1. Las madres
Se lo habían enunciado un año atrás. Pero, él, creyó que era otra broma del señor alcalde. Lo que le dijeron
tenía que ver con su condición de amante de hombres. Especialmente de adolescentes. Un largo historial. Aún
antes de que se iniciara la actuación con el referente de “libertad para amar. Libertad para ser amado”. Su
capacidad de seducción, era infinita. Él mismo contaba que había “desollado” a más de cuarenta. Sin ninguna
violencia previa. Simplemente convocándolos con esos sus ojos verdes, penetrantes, asfixiantes. Que no dan
lugar, una vez se los mira, a disidencias.
Y es que David era puro fuego. Desde pequeño se acostumbró a medir los ensueños y los sueños. Siempre
anhelando ser dueño de todos. Y los catalogaba. Por orden de belleza y de otorgante de placer.
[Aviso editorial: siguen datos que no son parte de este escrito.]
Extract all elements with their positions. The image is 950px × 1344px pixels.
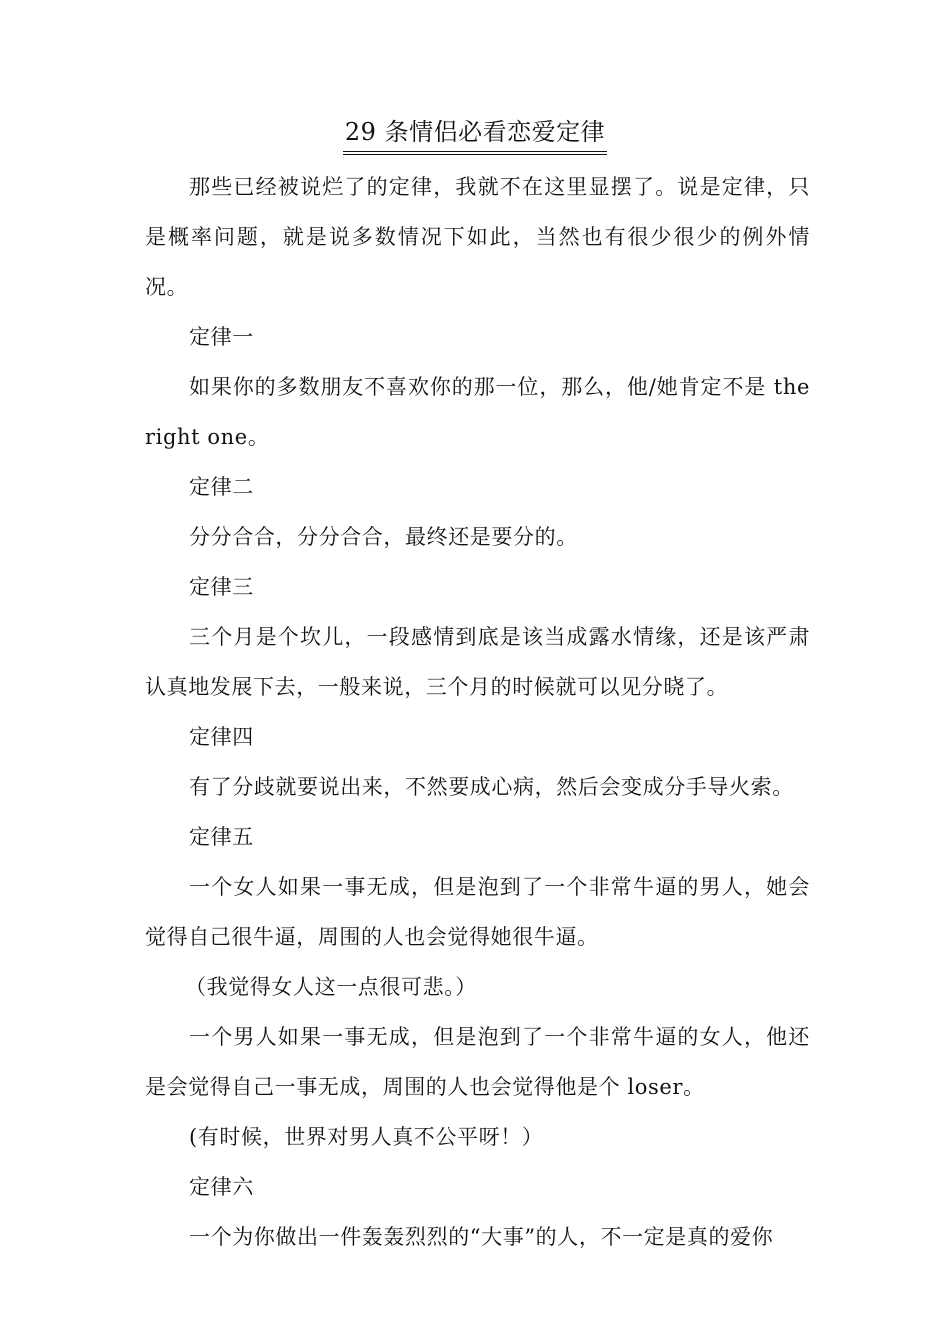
law-text-3: 三个月是个坎儿，一段感情到底是该当成露水情缘，还是该严肃认真地发展下去，一般来说，三个月的时候就可以见分晓了。 — [145, 625, 810, 699]
document-body — [145, 162, 810, 1262]
law-heading-4: 定律四 — [189, 725, 254, 749]
law-heading-1: 定律一 — [189, 325, 254, 349]
law-text-1: 如果你的多数朋友不喜欢你的那一位，那么，他/她肯定不是 the right one。 — [145, 375, 810, 449]
law-heading-5: 定律五 — [189, 825, 254, 849]
law-text-2: 分分合合，分分合合，最终还是要分的。 — [189, 525, 578, 549]
law-heading-6: 定律六 — [189, 1175, 254, 1199]
title-container — [0, 116, 950, 155]
law-text-5a: 一个女人如果一事无成，但是泡到了一个非常牛逼的男人，她会觉得自己很牛逼，周围的人也会觉得她很牛逼。 — [145, 875, 810, 949]
law-note-5b: (有时候，世界对男人真不公平呀！） — [189, 1125, 544, 1149]
law-heading-3: 定律三 — [189, 575, 254, 599]
law-text-5b: 一个男人如果一事无成，但是泡到了一个非常牛逼的女人，他还是会觉得自己一事无成，周围的人也会觉得他是个 loser。 — [145, 1025, 810, 1099]
law-note-5a: （我觉得女人这一点很可悲。） — [185, 975, 477, 999]
law-text-6: 一个为你做出一件轰轰烈烈的“大事”的人，不一定是真的爱你 — [189, 1225, 774, 1249]
law-heading-2: 定律二 — [189, 475, 254, 499]
intro-paragraph: 那些已经被说烂了的定律，我就不在这里显摆了。说是定律，只是概率问题，就是说多数情况下如此，当然也有很少很少的例外情况。 — [145, 175, 810, 299]
document-title: 29 条情侣必看恋爱定律 — [343, 116, 607, 155]
law-text-4: 有了分歧就要说出来，不然要成心病，然后会变成分手导火索。 — [189, 775, 794, 799]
En el colegio
era conocido como “El César”, Por lo mismo que exhibía un autocontrol absoluto, en unidad de acción con la
maniobra constante para mantener cautivos a quienes amaba. Fueran consientes o no de ello.
Y estuvo mucho tiempo en ejercicio de su aureola. Hasta que conoció a Nemesio. Imberbe bello. Ojos de una
negrura convocante. Venía de familia hacedora de proclamas en lo que concierne a la libertad sexual. Todos y
todas, en ella, eran amantes y amados. No importando la edad, ni el parentesco.
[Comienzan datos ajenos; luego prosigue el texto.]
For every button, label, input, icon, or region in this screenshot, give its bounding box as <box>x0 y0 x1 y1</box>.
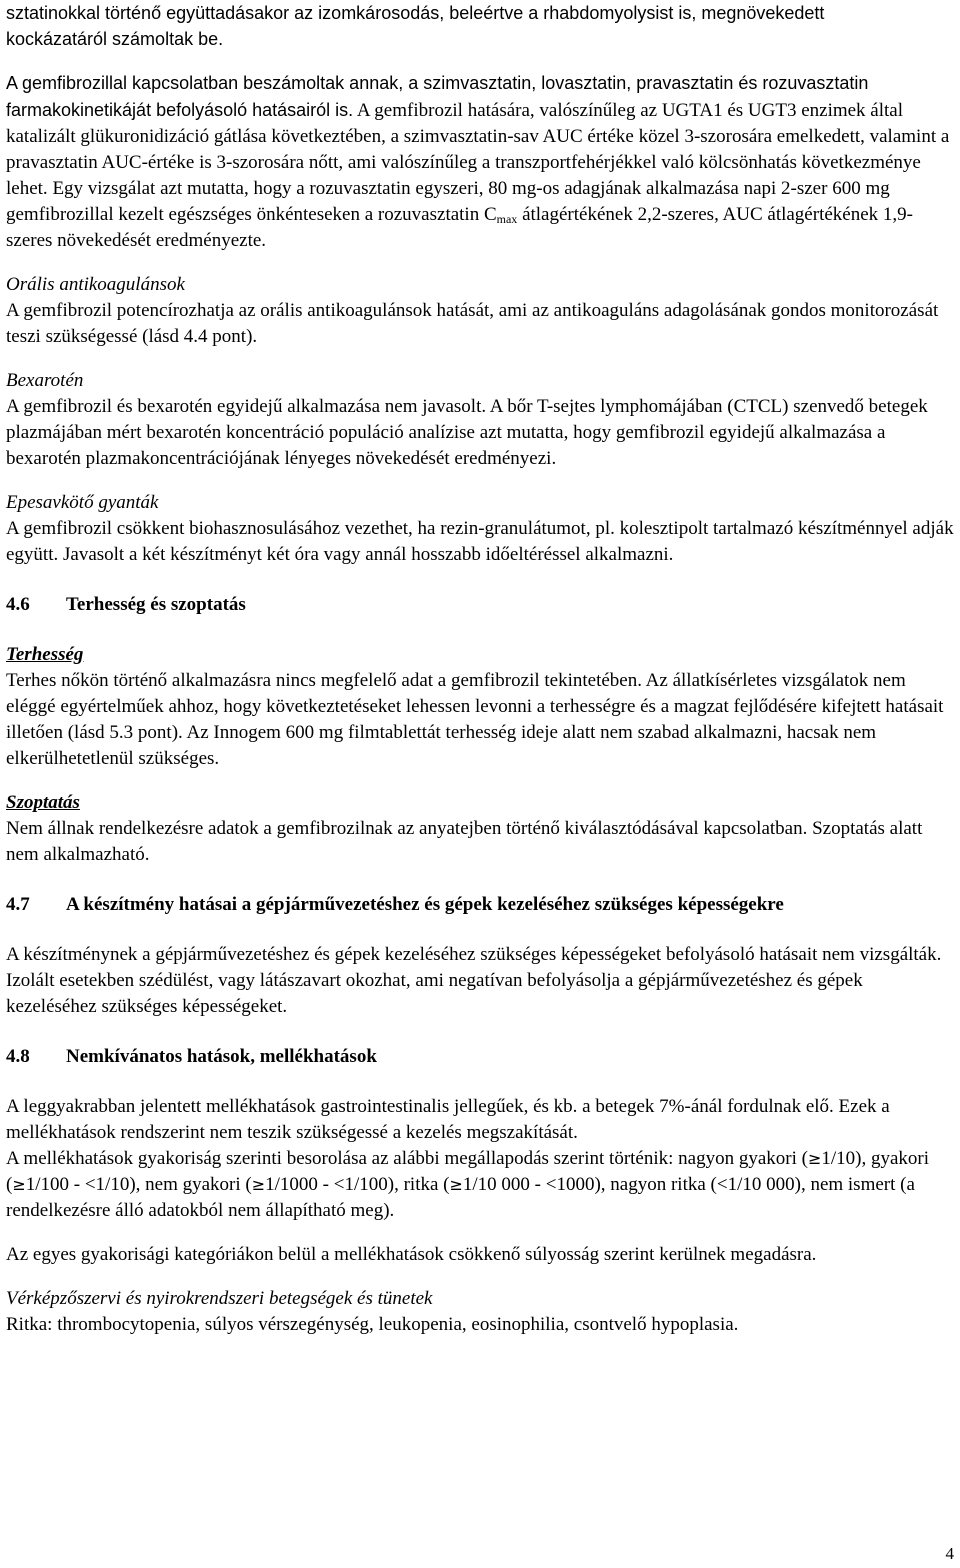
section-4-7-text: A készítménynek a gépjárművezetéshez és gépek kezeléséhez szükséges képességeket befolyásoló hatásait nem vizsgálták. Izolált esetekben szédülést, vagy látászavart okozhat, ami negatívan befolyásolja a gépjárművezetéshez és gépek kezeléséhez szükséges képességeket. <box>6 944 942 1017</box>
oral-anticoagulants-text: A gemfibrozil potencírozhatja az orális antikoagulánsok hatását, ami az antikoaguláns adagolásának gondos monitorozását teszi szükségessé (lásd 4.4 pont). <box>6 300 939 347</box>
rosuvastatin-study-text: Egy vizsgálat azt mutatta, hogy a rozuvasztatin egyszeri, 80 mg-os adagjának alkalmazása napi 2-szer 600 mg gemfibrozillal kezelt egészséges önkénteseken a rozuvasztatin C <box>6 178 890 225</box>
rosuvastatin-study-end: átlagértékének 2,2-szeres, AUC átlagértékének 1,9-szeres növekedését eredményezte. <box>6 204 913 251</box>
blood-disorders-heading: Vérképzőszervi és nyirokrendszeri betegségek és tünetek <box>6 1288 433 1309</box>
section-4-7-heading <box>6 892 954 918</box>
section-4-7-title: A készítmény hatásai a gépjárművezetéshez és gépek kezeléséhez szükséges képességekre <box>66 894 784 915</box>
section-4-8-number: 4.8 <box>6 1046 30 1067</box>
adverse-effects-intro: A leggyakrabban jelentett mellékhatások gastrointestinalis jellegűek, és kb. a betegek 7%-ánál fordulnak elő. Ezek a mellékhatások rendszerint nem teszik szükségessé a kezelés megszakítását. <box>6 1096 890 1143</box>
severity-order-text: Az egyes gyakorisági kategóriákon belül a mellékhatások csökkenő súlyosság szerint kerülnek megadásra. <box>6 1244 817 1265</box>
section-4-8-title: Nemkívánatos hatások, mellékhatások <box>66 1046 377 1067</box>
statin-pk-text: A gemfibrozil hatására, valószínűleg az UGTA1 és UGT3 enzimek által katalizált glükuronidizáció gátlása következtében, a szimvasztatin-sav AUC értéke közel 3-szorosára emelkedett, valamint a pravasztatin AUC-értéke is 3-szorosára nőtt, ami valószínűleg a transzportfehérjékkel való kölcsönhatás következménye lehet. <box>6 100 950 199</box>
bexarotene-heading: Bexarotén <box>6 370 84 391</box>
paragraph-statin-pk <box>6 70 954 254</box>
section-4-7-number: 4.7 <box>6 894 30 915</box>
bile-acid-resins-text: A gemfibrozil csökkent biohasznosulásához vezethet, ha rezin-granulátumot, pl. kolesztipolt tartalmazó készítménnyel adják együtt. Javasolt a két készítményt két óra vagy annál hosszabb időeltéréssel alkalmazni. <box>6 518 954 565</box>
oral-anticoagulants-heading: Orális antikoagulánsok <box>6 274 185 295</box>
section-4-6-heading <box>6 592 954 618</box>
bexarotene-text: A gemfibrozil és bexarotén egyidejű alkalmazása nem javasolt. A bőr T-sejtes lymphomájában (CTCL) szenvedő betegek plazmájában mért bexarotén koncentráció populáció analízise azt mutatta, hogy gemfibrozil egyidejű alkalmazása a bexarotén plazmakoncentrációjának lényeges növekedését eredményezi. <box>6 396 928 469</box>
breastfeeding-text: Nem állnak rendelkezésre adatok a gemfibrozilnak az anyatejben történő kiválasztódásával kapcsolatban. Szoptatás alatt nem alkalmazható. <box>6 818 923 865</box>
page-number: 4 <box>945 1544 954 1563</box>
document-page <box>6 0 954 1338</box>
statin-pk-sans-text: A gemfibrozillal kapcsolatban beszámoltak annak, a szimvasztatin, lovasztatin, pravasztatin és rozuvasztatin farmakokinetikáját befolyásoló hatásairól is. <box>6 73 869 120</box>
pregnancy-text: Terhes nőkön történő alkalmazásra nincs megfelelő adat a gemfibrozil tekintetében. Az állatkísérletes vizsgálatok nem eléggé egyértelműek ahhoz, hogy következtetéseket lehessen levonni a terhességre és a magzat fejlődésére kifejtett hatásait illetően (lásd 5.3 pont). Az Innogem 600 mg filmtablettát terhesség ideje alatt nem szabad alkalmazni, hacsak nem elkerülhetetlenül szükséges. <box>6 670 944 769</box>
section-4-6-number: 4.6 <box>6 594 30 615</box>
section-4-8-heading <box>6 1044 954 1070</box>
blood-disorders-text: Ritka: thrombocytopenia, súlyos vérszegénység, leukopenia, eosinophilia, csontvelő hypoplasia. <box>6 1314 739 1335</box>
bile-acid-resins-heading: Epesavkötő gyanták <box>6 492 159 513</box>
cmax-subscript: max <box>496 212 518 226</box>
breastfeeding-heading: Szoptatás <box>6 792 80 813</box>
section-4-6-title: Terhesség és szoptatás <box>66 594 246 615</box>
paragraph-statin-intro: sztatinokkal történő együttadásakor az izomkárosodás, beleértve a rhabdomyolysist is, megnövekedett kockázatáról számoltak be. <box>6 3 825 49</box>
frequency-convention: A mellékhatások gyakoriság szerinti besorolása az alábbi megállapodás szerint történik: nagyon gyakori (≥1/10), gyakori (≥1/100 - <1/10), nem gyakori (≥1/1000 - <1/100), ritka (≥1/10 000 - <1000), nagyon ritka (<1/10 000), nem ismert (a rendelkezésre álló adatokból nem állapítható meg). <box>6 1148 930 1221</box>
pregnancy-heading: Terhesség <box>6 644 84 665</box>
Cuando lo citaron, simplemente, creyó que era una de esas audiencias más a las cuales había asistido un
centenar de veces. Siendo siempre sujeto que no acataba reglas e insinuaciones. Y creyó, asimismo, que el
señor alcalde, en uso de su perfil de incompetente consuetudinario, simplemente le diría “no hay pruebas.
Luego no hay condena”, Él era consiente que había vulnerado todas las reglas. Desde el mismo momento en
que había agredido a Juliancito, En ese tipo de agresión que involucra la perversión. Porque fue, no solo
obligarlo a aceptar la penetración constante; sino la atadura, de se ser en sí, a un cuadro relacional vejatorio,
infame.
Él había sido todo un engarce sistemático. Aprovechándose del poder ejercido sobre sus súbditos. En un
proceso sin fin. Y, así, se lo había hecho saber al Santo Imperio. Lo pecaminoso había sido desterrado a partir
de la absolución lograda. Tanto así que su invernadero sexual no había sido tocado. Ni lo sería nunca.
Lo que le anunciaron era, para él, simple retórica lineal. De conformidad con sus principios y valores. Con velo
de organza afín a sus postulados. Y, todos en la región, lo conocían, Sabían que era dueño y señor de los
nacientes párvulos. No había fisura alguna. Porque, siendo como era él, absoluto dueño de todos y todas; no
existía ninguna disposición manifiesta o soterrada a cumplir con ninguna norma de reclamación. Colectiva o
individual.
Y allí estaban las madres. Sujetas inmersas en la reclamación de “justicia”. Sabiendo ellas que sus hijos
habían sido avasallados por “El César”. Y, además, que este no insinuaba ningún arrepentimiento, ante el
daño causado. Simplemente porque él, era Poder absoluto que transgredía, sin transgredir. Con esa visión de
supuesto libertario que todo lo puede, en aras de demostrar que todo se puede.
Y ellas, las madres, sucumbieron. Nadie las acompañó. Y murieron en fuego cruzado. Alcanzadas
por las balas de “El César”. Quien previamente había informado que el sexo asociado a su
predilección, era mandato de estado.